🔬 Ning Liu y su equipo, de la Universidad de Ciencia y Tecnología de Hong Kong, fabricaron cúpulas de 4,5 centímetros de alto. Usaron levadura, gelatina y arena para explorar cómo construir en Marte. Las pruebas apuntan a un material que podría ahorrar energía, aunque aún no sirve como hábitat completo.
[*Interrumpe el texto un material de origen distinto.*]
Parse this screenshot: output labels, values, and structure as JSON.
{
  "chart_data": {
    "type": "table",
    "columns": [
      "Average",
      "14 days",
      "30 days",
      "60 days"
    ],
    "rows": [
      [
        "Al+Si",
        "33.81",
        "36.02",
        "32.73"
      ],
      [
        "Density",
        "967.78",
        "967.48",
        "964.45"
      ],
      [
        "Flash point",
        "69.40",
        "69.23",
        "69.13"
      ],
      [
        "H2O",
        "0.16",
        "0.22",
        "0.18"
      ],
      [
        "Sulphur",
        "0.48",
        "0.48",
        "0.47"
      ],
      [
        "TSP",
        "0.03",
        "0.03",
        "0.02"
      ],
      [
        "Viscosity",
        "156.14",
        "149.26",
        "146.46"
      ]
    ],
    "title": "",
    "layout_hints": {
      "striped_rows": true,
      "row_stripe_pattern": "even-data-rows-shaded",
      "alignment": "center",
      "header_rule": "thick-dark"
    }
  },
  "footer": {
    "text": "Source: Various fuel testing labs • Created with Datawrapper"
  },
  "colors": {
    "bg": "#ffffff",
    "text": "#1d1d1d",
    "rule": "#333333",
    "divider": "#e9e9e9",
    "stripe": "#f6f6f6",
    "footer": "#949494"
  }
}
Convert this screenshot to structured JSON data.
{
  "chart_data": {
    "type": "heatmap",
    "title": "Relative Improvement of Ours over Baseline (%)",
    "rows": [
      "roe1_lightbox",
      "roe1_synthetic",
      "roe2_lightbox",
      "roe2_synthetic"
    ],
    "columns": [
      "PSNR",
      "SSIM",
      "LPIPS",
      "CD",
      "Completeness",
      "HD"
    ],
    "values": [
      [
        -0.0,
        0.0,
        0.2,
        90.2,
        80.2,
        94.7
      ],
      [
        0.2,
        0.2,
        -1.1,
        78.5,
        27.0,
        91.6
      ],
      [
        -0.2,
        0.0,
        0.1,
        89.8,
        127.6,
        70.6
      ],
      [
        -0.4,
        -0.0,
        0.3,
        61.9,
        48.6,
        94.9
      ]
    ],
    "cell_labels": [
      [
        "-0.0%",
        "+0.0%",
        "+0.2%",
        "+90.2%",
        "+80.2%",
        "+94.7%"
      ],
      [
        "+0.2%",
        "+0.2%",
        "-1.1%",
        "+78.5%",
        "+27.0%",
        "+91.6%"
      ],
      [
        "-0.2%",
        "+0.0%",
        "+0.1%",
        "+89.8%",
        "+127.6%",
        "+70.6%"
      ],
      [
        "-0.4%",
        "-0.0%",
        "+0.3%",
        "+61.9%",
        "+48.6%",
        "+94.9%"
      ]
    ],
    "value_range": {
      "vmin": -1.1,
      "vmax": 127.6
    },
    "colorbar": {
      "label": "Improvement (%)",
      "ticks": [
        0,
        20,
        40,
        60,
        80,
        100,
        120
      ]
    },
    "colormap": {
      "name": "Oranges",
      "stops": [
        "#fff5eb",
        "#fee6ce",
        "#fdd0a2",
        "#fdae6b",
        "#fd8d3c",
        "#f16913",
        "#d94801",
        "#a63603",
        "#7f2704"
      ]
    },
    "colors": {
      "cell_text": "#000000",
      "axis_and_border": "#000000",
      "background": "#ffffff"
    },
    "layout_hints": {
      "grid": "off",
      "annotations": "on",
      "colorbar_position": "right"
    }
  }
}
El equipo sustituyó el cemento convencional por gelatina de cerdo y levadura Saccharomyces cerevisiae modificada mediante dos cambios genéticos. Uno hace que las células se adhieran mejor entre sí. El otro permite producir proteínas adhesivas como las que usan los mejillones para sujetarse a las rocas. Estas proteínas refuerzan el enlace entre la gelatina y los granos minerales.
Los investigadores usaron impresión 3D y moldes en un laboratorio, bajo frío y baja presión para imitar la superficie marciana. Durante unas 48 horas a −55 °C, el agua se congela y pasa de hielo a vapor, dejando una estructura ligera y porosa. Las cúpulas, de 3 centímetros de ancho, soportaron unos 12 megapascales de compresión, comparables a los de un hormigón de baja resistencia. También resistieron esfuerzos de flexión de unos 6 megapascales.
Según estiman los autores, el proceso necesitaría unas diez veces menos energía que los métodos basados en fundir suelo marciano. El material podría reciclarse y la levadura cultivarse de nuevo en un biorreactor. Aun así, construir estructuras grandes exigiría enviar toneladas de materiales desde la Tierra. El trabajo se publicó en Chem Circularity.
✅ Este material podría aportar una parte estructural a futuros edificios marcianos, pero las pruebas se hicieron con cúpulas pequeñas. Por sí solo, no retiene aire ni presión, ni protege de la radiación. Falta comprobar cuánto dura, cómo conserva el calor y si la levadura sobreviviría en Marte sin contaminar el planeta.